Sibling rivalry – the struggle is real

What happens when the squabbling and hair pulling you and your siblings indulged in as youngsters evolves into full-blown adult envy? Except we’re no longer jealous that we weren’t the first to get a mobile phone or stay up past 10pm..we’re now jealous of salaries, relationships, friendships, social lives and the race to the top of the property ladder!


Whether you’re close in age to your sibling or ten years apart, its easy to feel like they’re always the one that lands smugly on their feet.

Perhaps they steamed through Uni and now appear to have the best paid job a 24-year-old ever managed to secure in the history of jobs. Maybe they’re the free spirit of the family, gallivanting around the world (with financial help from mum and dad) on a journey of self discovery. Maybe they’re just really popular and like to shout about it, with a FB/Insta feed that would give anyone FOMO. Or maybe they just remind you of the younger, prettier, slimmer version of yourself from five years ago. All these things can feel like a massive kick in the proverbial balls.

It can be hard not to envy a sibling  – and this isn’t always helped by family members either might I add.

As a kid, my Nan would always compare me and my little brother – even when it came to ridiculous things:

Nan: “Ohh look, your brother’s about to finish all his pie and mash, you’ve barely touched yours…he’s going to win the race”

Me: (internally shouts) “I didn’t know eating mince beef pie was an Olympic sport?”

Nan: “Look see your brother’s gone for a wee before bed, why can’t you?”

Me: (Rolls eyes and gets into bed without comment).

I love my family to bits, and those comments do often come from love but that doesn’t always make it any easier to hear them. Especially when your younger sibling gets to ‘life’s more obvious milestones’ before you do. For example, in the last year my little brother has bought his first house (at 24) and gotten engaged. Now to me, this makes him a bit of an abnormality – nobody I know is in this financial/relationship situation at that age, he just happens to be a bit rare. Which is good for him.

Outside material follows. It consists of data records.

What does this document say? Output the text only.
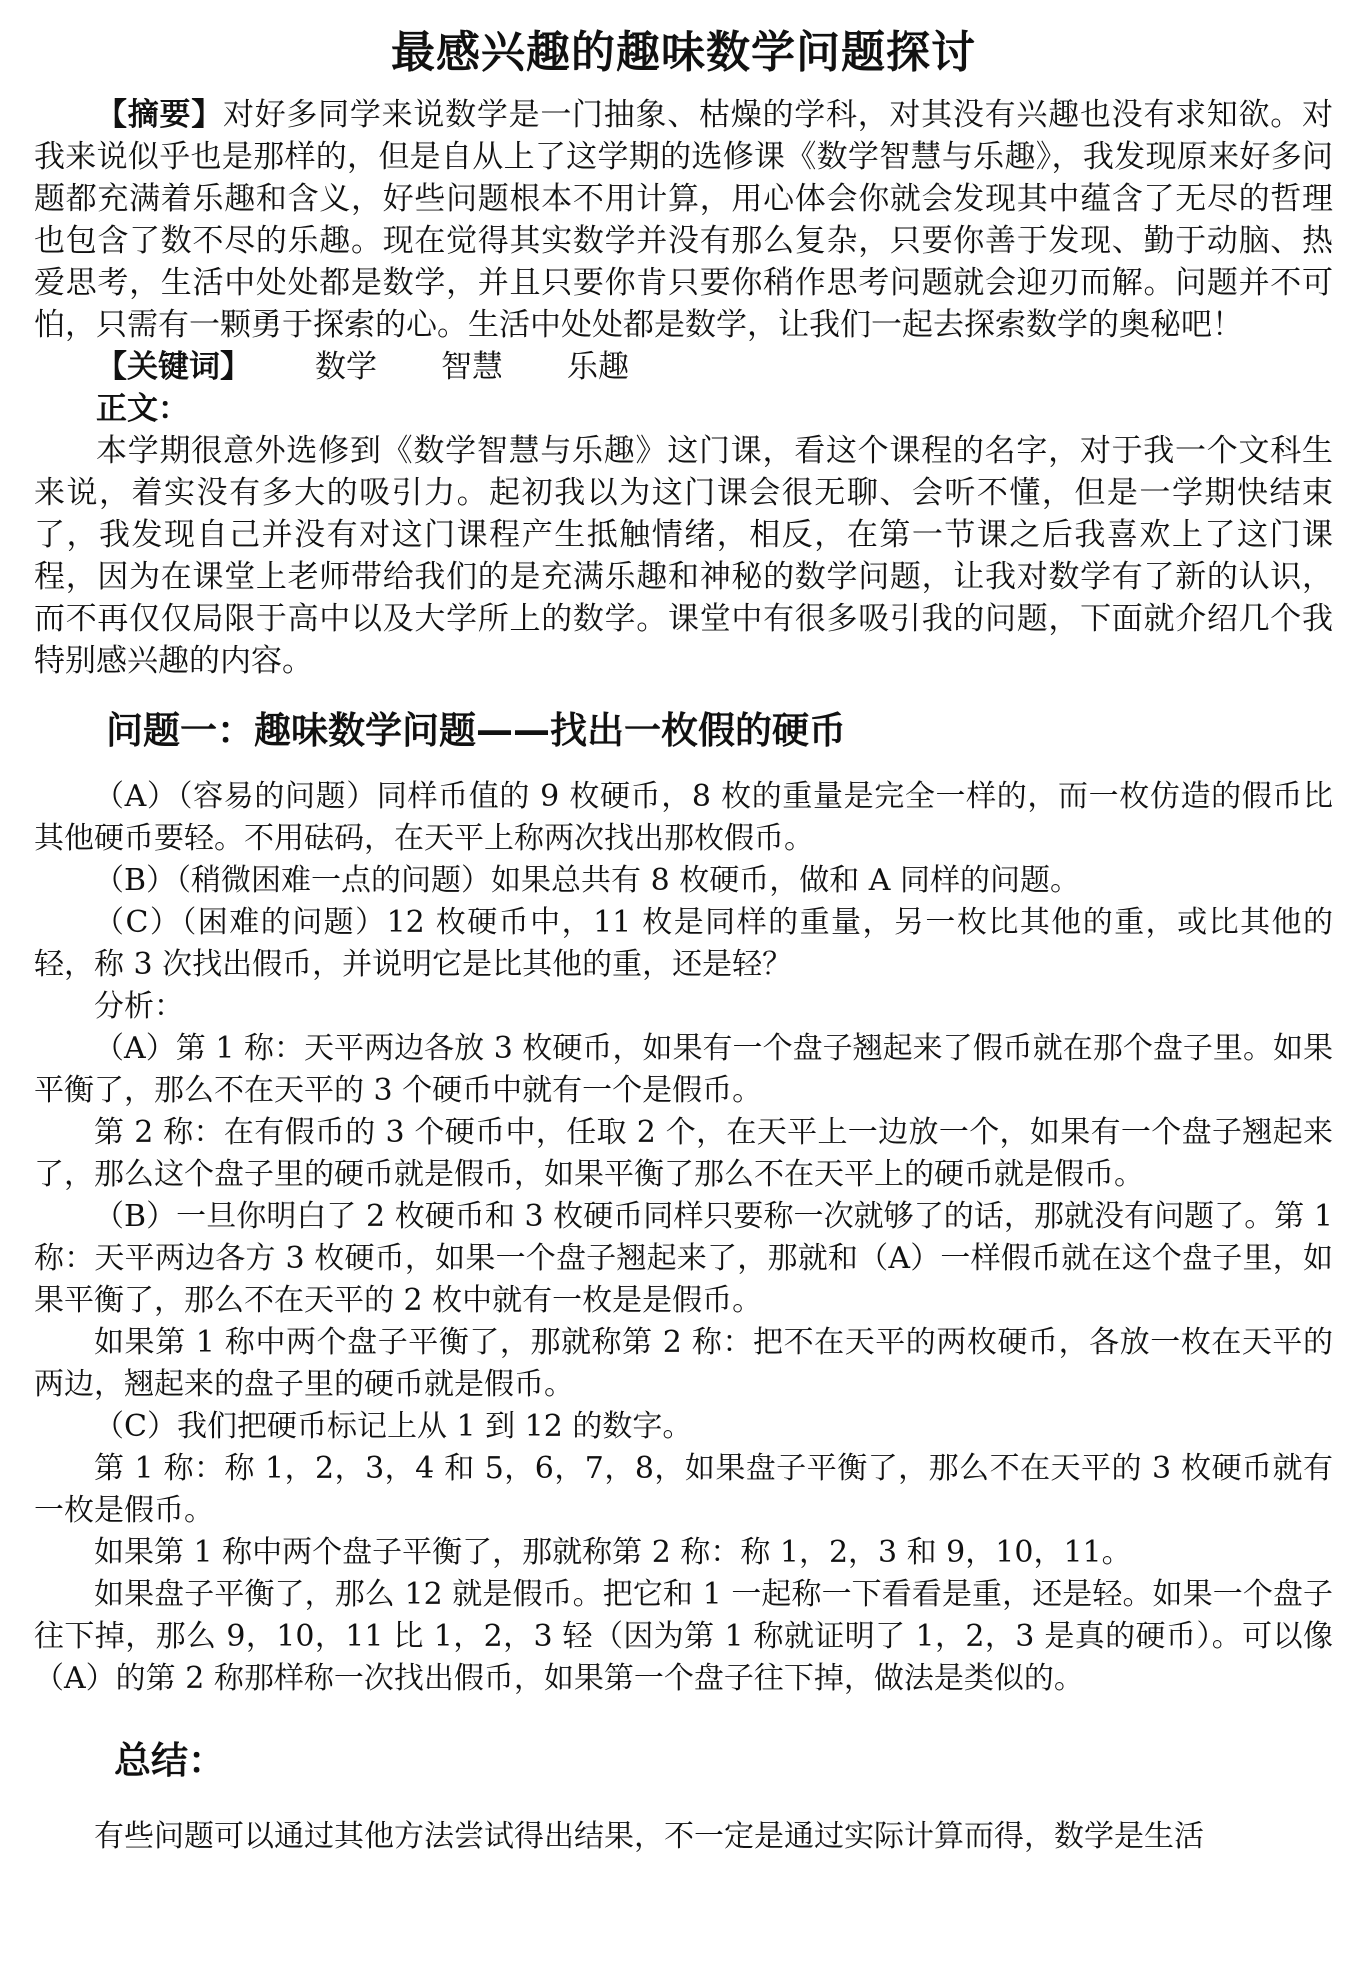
最感兴趣的趣味数学问题探讨

【摘要】对好多同学来说数学是一门抽象、枯燥的学科，对其没有兴趣也没有求知欲。对我来说似乎也是那样的，但是自从上了这学期的选修课《数学智慧与乐趣》，我发现原来好多问题都充满着乐趣和含义，好些问题根本不用计算，用心体会你就会发现其中蕴含了无尽的哲理也包含了数不尽的乐趣。现在觉得其实数学并没有那么复杂，只要你善于发现、勤于动脑、热爱思考，生活中处处都是数学，并且只要你肯只要你稍作思考问题就会迎刃而解。问题并不可怕，只需有一颗勇于探索的心。生活中处处都是数学，让我们一起去探索数学的奥秘吧！

【关键词】 数学 智慧 乐趣

正文：

本学期很意外选修到《数学智慧与乐趣》这门课，看这个课程的名字，对于我一个文科生来说，着实没有多大的吸引力。起初我以为这门课会很无聊、会听不懂，但是一学期快结束了，我发现自己并没有对这门课程产生抵触情绪，相反，在第一节课之后我喜欢上了这门课程，因为在课堂上老师带给我们的是充满乐趣和神秘的数学问题，让我对数学有了新的认识，而不再仅仅局限于高中以及大学所上的数学。课堂中有很多吸引我的问题，下面就介绍几个我特别感兴趣的内容。

问题一：趣味数学问题——找出一枚假的硬币

（A）（容易的问题）同样币值的 9 枚硬币，8 枚的重量是完全一样的，而一枚仿造的假币比其他硬币要轻。不用砝码，在天平上称两次找出那枚假币。

（B）（稍微困难一点的问题）如果总共有 8 枚硬币，做和 A 同样的问题。

（C）（困难的问题）12 枚硬币中，11 枚是同样的重量，另一枚比其他的重，或比其他的轻，称 3 次找出假币，并说明它是比其他的重，还是轻？

分析：

（A）第 1 称：天平两边各放 3 枚硬币，如果有一个盘子翘起来了假币就在那个盘子里。如果平衡了，那么不在天平的 3 个硬币中就有一个是假币。

第 2 称：在有假币的 3 个硬币中，任取 2 个，在天平上一边放一个，如果有一个盘子翘起来了，那么这个盘子里的硬币就是假币，如果平衡了那么不在天平上的硬币就是假币。

（B）一旦你明白了 2 枚硬币和 3 枚硬币同样只要称一次就够了的话，那就没有问题了。第 1 称：天平两边各方 3 枚硬币，如果一个盘子翘起来了，那就和（A）一样假币就在这个盘子里，如果平衡了，那么不在天平的 2 枚中就有一枚是是假币。

如果第 1 称中两个盘子平衡了，那就称第 2 称：把不在天平的两枚硬币，各放一枚在天平的两边，翘起来的盘子里的硬币就是假币。

（C）我们把硬币标记上从 1 到 12 的数字。

第 1 称：称 1，2，3，4 和 5，6，7，8，如果盘子平衡了，那么不在天平的 3 枚硬币就有一枚是假币。

如果第 1 称中两个盘子平衡了，那就称第 2 称：称 1，2，3 和 9，10，11。

如果盘子平衡了，那么 12 就是假币。把它和 1 一起称一下看看是重，还是轻。如果一个盘子往下掉，那么 9，10，11 比 1，2，3 轻（因为第 1 称就证明了 1，2，3 是真的硬币）。可以像（A）的第 2 称那样称一次找出假币，如果第一个盘子往下掉，做法是类似的。

总结：

有些问题可以通过其他方法尝试得出结果，不一定是通过实际计算而得，数学是生活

But none the less as soon as those two things happened, I could feel the eyes of older relatives looking to me either out of pity or desperation that I might not provide them with those same celebratory moments. Especially as I’ve been in a long-term relationship for some time. Well, sorry to disappoint chaps – this is my script, I’ll write it how I like!

Comparing siblings can be a dangerous thing, whether that’s self-comparison or otherwise. Sometimes when you’ve known someone all your life, the closeness between you can become suffocating if you do start to examine their successes too closely against your own. But perhaps it’s natural to do that?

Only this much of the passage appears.